6. Pour soutenir que le taux de la taxe d'enlèvement des ordures ménagères est manifestement disproportionné, la société Mercialys fait valoir qu'il ressort de l'examen du budget primitif de 2015 du service de traitement et d'enlèvement des ordures ménagères de la communauté d'agglomération d'Annecy, devenue la communauté d'agglomération du Grand Annecy Agglomération, que le produit de la taxe d'enlèvement des ordures ménagères excède de 2 651 790 euros le coût réel du service soit un excédent de 23,03 %.

7. Il résulte de l'instruction que le coût réel du service de collecte et de traitement des déchets ménagers devant être couvert par la taxe d'enlèvement des ordures ménagères, tel qu'il ressort du budget primitif du service de traitement et d'enlèvement des ordures ménagères de la communauté d'agglomération du Grand Annecy Agglomération, avait été estimé à 13 278 558 euros alors que le produit de la taxe d'enlèvement des ordures ménagères avait été estimé à 14 168 558 euros soit un excédent de 6,70 % entre le coût réel du service et le produit de la taxe d'enlèvement des ordures ménagères qui n'était pas manifestement disproportionné.

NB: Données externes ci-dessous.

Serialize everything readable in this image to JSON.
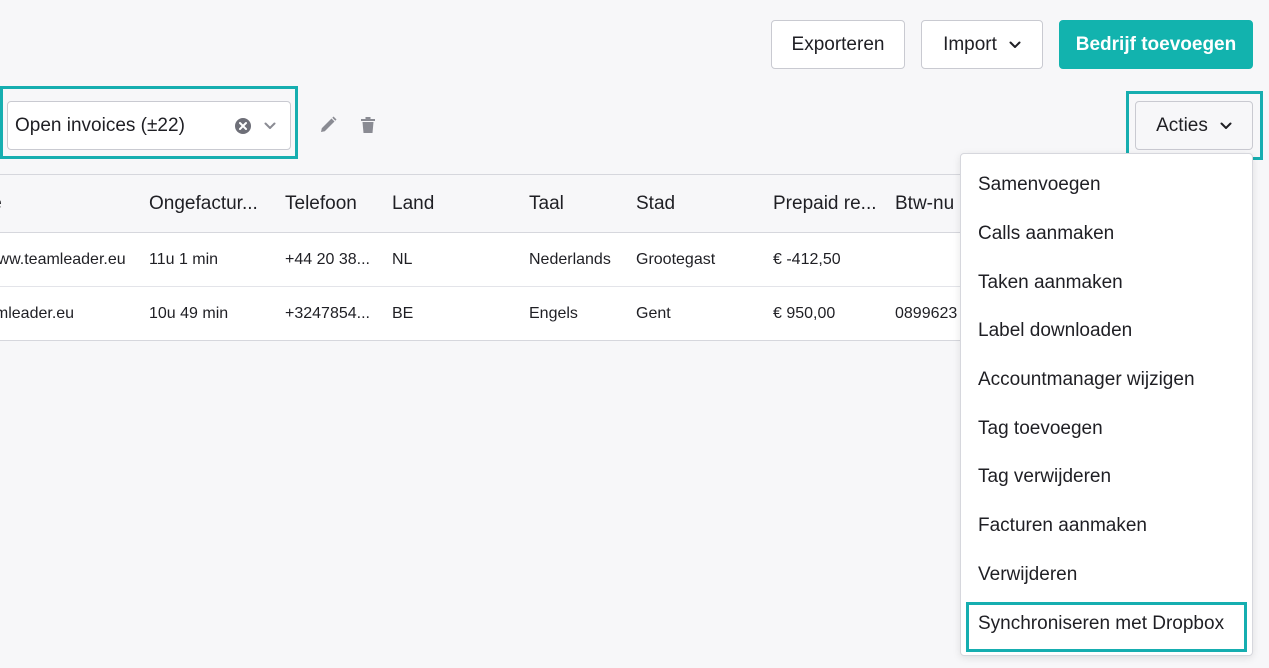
{
  "toolbar": {
    "export_label": "Exporteren",
    "import_label": "Import",
    "add_company_label": "Bedrijf toevoegen",
    "primary_color": "#12b3ae"
  },
  "filter": {
    "selected": "Open invoices (±22)",
    "icons": [
      "clear-icon",
      "chevron-down-icon",
      "pencil-icon",
      "trash-icon"
    ]
  },
  "actions": {
    "label": "Acties",
    "menu": [
      "Samenvoegen",
      "Calls aanmaken",
      "Taken aanmaken",
      "Label downloaden",
      "Accountmanager wijzigen",
      "Tag toevoegen",
      "Tag verwijderen",
      "Facturen aanmaken",
      "Verwijderen",
      "Synchroniseren met Dropbox"
    ],
    "selected_item": "Synchroniseren met Dropbox"
  },
  "table": {
    "columns": [
      "te",
      "Ongefactur...",
      "Telefoon",
      "Land",
      "Taal",
      "Stad",
      "Prepaid re...",
      "Btw-nu"
    ],
    "rows": [
      [
        "www.teamleader.eu",
        "11u 1 min",
        "+44 20 38...",
        "NL",
        "Nederlands",
        "Grootegast",
        "€ -412,50",
        ""
      ],
      [
        "amleader.eu",
        "10u 49 min",
        "+3247854...",
        "BE",
        "Engels",
        "Gent",
        "€ 950,00",
        "0899623"
      ]
    ]
  },
  "highlight_color": "#16aeb0"
}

En conséquence, sans qu'il soit besoin d'examiner les fins de non-recevoir opposées en défense, la SA Mercialys n'est pas fondée à exciper de l'illégalité de la délibération fixant ce taux à l'appui de ses conclusions aux fins de décharge de la taxe d'enlèvement des ordures ménagères à laquelle elle a été assujettie.

Sur les frais liés à l'instance :

8. Les dispositions de l'article L. 761-1 du code de justice administrative font obstacle à ce que soit mise à la charge de l'Etat, qui n'est pas dans la présente instance la partie perdante, la somme demandée par la SA Mercialys, au titre des frais exposés par elle et non compris dans les dépens.

9. Dans les circonstances de l'espèce, il y a lieu de mettre à la charge de la SA Mercialys une somme de 1 200 euros à verser à la communauté d'agglomération du Grand Annecy Agglomération sur le fondement de l'article L. 761-1 du code de justice administrative.

D E C I D E :

Article 1er : La requête de la SA Mercialys est rejetée.

Article 2 : La SA Mercialys versera à la communauté d'agglomération du Grand Annecy Agglomération une somme de 1 200 euros en application de l'article L. 761-1 du code de justice administrative.

Article 3 : Le présent jugement sera notifié à la SA Mercialys, au directeur départemental des finances publiques de l'Isère et à la communauté d'agglomération du Grand Annecy Agglomération.

Rendu public par mise à disposition au greffe le 20 juillet 2023.

Le magistrat désigné,

M. HEINTZ

La greffière,

L. ROUYER

La République mande et ordonne au ministre de l'économie, des finances et de la souveraineté industrielle et numérique en ce qui le concerne ou à tous commissaires de justice à ce requis en ce qui concerne les voies de droit commun contre les parties privées, de pourvoir à l'exécution de la présente décision.